The Kamaile Academy has a student transiency rate of 34 percent each year -- an educational revolving door as the children move from school-to-school when the state sweeps the beaches.

With guidance from the nonprofit organization Massachusetts 2020, the Kamaile Academy is piloting the Expanded Learning Time Model Initiative, increasing instructional time by 30 percent at the school.

The concept of expanded learning time requires the complete redesign of a school's educational program. For starters, ELT increases the instructional time and supports teachers by giving them more time for planning, training, and professional development.

In Hawaii, HC stands alone in innovation. Here's what it is doing:

  • Rewriting union contracts to provide teacher stipends for additional work time.
  • Piloting an ELT model with the state Department of Education.
  • Renewing Hawaiian cultural knowledge for school personnel who come from the same cultural background as students.
  • Providing all students with enrichment activities to enhance educational services provided to Native Hawaiian children.

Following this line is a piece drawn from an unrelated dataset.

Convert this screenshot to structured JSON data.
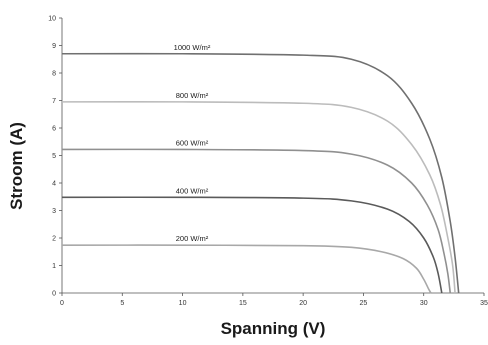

With longer school days, HC schools now have the flexibility to create culturally healthy and responsive learning environments for at-risk students. Students experience integrated projects through observation and hands-on demonstrations of cultural knowledge and skills. They also engage in intergenerational learning practices of good stewardship, resource sustainability, and spirituality.

Historically, Native Hawaiians believe that it takes a village to raise a child. HC conversion charters have certainly taken this belief to heart -- and to practice.

Could having additional time for learning make a difference? What about at your school and for your students? Please share your thoughts and ideas.